Just the mere fact that some people get better on quinolones and macrophage penetrating antibiotics.

If it was actually the indigenous lumen content, you'd put people on broad spectrum and they would get better, you'd see a lot of improvement after amoxillin and medication that modulates gut flora, you don't, the only thing those broad spectrum antibiotics do for people with CD is give them C diff. But the macrophage penetrating types help, the ones that get into tissue help, the quinolones and some of the macrolydes helped people.
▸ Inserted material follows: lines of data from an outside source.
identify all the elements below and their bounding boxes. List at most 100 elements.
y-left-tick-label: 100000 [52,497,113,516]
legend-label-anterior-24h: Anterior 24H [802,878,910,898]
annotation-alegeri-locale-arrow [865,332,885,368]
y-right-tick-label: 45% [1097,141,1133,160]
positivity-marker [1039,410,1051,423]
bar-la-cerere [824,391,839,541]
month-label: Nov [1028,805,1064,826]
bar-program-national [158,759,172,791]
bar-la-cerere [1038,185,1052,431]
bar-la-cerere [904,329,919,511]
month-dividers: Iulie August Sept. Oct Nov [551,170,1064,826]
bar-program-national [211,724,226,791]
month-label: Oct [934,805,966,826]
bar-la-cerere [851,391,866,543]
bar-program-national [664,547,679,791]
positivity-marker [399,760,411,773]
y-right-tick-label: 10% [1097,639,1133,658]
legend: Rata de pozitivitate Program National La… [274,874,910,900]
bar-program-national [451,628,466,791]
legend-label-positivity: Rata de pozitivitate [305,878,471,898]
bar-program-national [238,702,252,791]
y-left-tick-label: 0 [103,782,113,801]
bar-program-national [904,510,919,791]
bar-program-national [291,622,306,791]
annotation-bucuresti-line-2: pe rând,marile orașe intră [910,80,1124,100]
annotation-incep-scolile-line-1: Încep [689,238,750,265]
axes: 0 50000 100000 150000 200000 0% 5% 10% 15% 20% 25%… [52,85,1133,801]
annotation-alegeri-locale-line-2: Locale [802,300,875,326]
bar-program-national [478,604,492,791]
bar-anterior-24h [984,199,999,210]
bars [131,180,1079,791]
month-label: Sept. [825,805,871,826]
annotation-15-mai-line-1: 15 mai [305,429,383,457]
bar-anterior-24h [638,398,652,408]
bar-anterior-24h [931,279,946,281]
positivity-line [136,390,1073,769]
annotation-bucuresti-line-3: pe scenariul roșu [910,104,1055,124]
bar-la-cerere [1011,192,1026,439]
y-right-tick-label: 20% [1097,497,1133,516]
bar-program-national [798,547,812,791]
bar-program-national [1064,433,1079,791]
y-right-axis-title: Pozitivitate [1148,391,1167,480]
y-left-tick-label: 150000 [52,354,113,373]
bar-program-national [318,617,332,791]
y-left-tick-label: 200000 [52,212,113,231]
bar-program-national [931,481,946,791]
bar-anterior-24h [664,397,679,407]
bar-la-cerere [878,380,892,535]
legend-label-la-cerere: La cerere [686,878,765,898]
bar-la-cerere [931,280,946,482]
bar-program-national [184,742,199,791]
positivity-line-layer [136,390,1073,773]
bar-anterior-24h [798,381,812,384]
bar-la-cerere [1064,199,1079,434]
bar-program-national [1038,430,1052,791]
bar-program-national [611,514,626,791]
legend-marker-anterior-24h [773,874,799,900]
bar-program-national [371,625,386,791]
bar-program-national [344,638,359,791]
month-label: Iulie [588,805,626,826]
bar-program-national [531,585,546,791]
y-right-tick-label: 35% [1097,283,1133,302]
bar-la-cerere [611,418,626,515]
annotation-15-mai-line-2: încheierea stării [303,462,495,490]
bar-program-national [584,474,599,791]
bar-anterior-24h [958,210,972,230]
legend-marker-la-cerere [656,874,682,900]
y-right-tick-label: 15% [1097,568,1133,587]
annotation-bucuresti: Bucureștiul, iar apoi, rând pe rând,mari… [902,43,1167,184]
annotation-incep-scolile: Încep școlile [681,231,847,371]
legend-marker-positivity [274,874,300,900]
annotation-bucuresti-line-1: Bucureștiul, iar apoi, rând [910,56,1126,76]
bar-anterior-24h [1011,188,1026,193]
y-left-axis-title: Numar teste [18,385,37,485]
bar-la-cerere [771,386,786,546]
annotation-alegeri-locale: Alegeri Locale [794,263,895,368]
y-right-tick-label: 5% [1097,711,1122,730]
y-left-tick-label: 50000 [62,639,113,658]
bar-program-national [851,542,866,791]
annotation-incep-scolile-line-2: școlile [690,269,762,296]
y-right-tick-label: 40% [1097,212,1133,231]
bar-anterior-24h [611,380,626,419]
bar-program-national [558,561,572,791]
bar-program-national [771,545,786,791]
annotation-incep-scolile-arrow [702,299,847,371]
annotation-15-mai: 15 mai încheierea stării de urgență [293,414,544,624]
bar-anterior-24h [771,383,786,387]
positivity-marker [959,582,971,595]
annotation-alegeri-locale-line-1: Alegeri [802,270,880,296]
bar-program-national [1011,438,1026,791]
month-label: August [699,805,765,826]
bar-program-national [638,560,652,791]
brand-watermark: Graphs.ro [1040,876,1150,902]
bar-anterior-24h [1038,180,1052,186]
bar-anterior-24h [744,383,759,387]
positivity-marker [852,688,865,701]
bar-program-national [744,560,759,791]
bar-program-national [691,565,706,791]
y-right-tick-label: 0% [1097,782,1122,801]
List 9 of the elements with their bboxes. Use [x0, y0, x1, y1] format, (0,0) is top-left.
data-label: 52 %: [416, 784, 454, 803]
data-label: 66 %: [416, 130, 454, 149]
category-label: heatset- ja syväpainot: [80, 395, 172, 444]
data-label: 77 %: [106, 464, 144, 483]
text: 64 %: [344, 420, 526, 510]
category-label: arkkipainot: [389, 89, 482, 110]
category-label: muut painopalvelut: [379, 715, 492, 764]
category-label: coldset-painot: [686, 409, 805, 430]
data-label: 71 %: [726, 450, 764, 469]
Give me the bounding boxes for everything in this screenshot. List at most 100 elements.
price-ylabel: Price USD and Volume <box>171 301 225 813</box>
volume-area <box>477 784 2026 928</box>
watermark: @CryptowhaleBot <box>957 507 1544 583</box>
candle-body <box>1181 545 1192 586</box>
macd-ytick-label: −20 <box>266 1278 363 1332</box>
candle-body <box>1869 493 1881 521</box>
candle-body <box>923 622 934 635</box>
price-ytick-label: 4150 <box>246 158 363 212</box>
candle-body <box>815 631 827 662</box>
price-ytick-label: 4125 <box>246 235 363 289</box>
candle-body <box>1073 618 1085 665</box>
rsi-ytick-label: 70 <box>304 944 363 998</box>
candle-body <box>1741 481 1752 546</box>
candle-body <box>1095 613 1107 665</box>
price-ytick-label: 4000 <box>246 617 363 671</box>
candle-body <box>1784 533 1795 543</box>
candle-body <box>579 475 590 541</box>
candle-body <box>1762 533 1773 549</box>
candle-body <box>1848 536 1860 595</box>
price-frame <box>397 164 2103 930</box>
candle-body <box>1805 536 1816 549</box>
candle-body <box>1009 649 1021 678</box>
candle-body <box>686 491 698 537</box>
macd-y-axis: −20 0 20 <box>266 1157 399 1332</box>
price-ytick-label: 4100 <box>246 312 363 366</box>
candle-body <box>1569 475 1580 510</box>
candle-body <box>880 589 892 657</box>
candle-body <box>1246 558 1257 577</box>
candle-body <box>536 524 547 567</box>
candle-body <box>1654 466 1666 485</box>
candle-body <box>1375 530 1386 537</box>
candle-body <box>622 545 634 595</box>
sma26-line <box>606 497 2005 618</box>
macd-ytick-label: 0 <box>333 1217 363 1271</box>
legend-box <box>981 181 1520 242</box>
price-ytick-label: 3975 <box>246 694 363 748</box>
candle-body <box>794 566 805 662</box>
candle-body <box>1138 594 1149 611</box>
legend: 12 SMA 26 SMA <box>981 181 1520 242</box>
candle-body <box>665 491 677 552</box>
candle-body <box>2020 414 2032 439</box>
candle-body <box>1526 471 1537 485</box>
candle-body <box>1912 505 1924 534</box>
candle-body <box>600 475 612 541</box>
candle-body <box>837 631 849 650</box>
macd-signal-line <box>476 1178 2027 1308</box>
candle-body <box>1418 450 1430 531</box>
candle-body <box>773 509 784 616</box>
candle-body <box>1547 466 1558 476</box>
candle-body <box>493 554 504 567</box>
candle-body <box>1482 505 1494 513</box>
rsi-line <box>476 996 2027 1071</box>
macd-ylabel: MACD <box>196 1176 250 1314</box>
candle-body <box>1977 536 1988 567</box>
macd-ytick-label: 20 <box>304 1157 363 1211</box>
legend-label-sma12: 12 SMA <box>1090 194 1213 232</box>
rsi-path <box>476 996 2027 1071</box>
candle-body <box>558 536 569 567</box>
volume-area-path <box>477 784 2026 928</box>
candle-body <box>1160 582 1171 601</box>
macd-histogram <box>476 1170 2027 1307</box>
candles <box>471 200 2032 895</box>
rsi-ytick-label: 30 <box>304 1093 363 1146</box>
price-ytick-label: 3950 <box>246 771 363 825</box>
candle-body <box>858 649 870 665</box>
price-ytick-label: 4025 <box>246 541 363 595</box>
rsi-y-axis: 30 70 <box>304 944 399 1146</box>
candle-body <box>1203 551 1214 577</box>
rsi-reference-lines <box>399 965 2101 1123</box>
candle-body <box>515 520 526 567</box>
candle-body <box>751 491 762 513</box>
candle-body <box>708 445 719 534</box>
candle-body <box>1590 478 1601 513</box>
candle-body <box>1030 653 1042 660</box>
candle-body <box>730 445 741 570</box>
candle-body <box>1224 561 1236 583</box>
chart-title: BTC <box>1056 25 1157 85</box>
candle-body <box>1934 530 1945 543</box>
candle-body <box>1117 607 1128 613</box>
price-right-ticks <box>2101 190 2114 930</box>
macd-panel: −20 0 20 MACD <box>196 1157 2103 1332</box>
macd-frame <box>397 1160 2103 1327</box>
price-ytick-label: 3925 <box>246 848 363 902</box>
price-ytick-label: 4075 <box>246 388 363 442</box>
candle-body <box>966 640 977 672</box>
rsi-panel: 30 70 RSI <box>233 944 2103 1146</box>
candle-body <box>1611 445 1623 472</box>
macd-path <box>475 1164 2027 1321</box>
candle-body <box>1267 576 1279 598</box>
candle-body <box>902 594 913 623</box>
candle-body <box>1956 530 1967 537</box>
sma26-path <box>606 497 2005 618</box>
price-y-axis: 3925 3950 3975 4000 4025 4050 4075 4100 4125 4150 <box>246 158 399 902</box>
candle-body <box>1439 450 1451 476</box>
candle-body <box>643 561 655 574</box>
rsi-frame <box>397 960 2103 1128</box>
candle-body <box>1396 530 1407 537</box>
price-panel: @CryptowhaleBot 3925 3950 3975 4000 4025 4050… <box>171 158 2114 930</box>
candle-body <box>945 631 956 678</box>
It doesn't cure them, they likely run into resistance, but enough studies have shown that broad spectrum lumen antibiotics do didly squat, and macrophage-penetrating ones do, that doesn't look good for the gut flora theory.

Maybe they can prove people wrong by curing everyone with a fecal transplant....but if the indigenous flora isn't the issue, if it's a bacteria that has entered tissue, you're going to make a lot of people a lot sicker than they already are.

It would be like giving people with intestinal TB a fecal transplant, I wouldn't want to be the doctor responsible for doing that.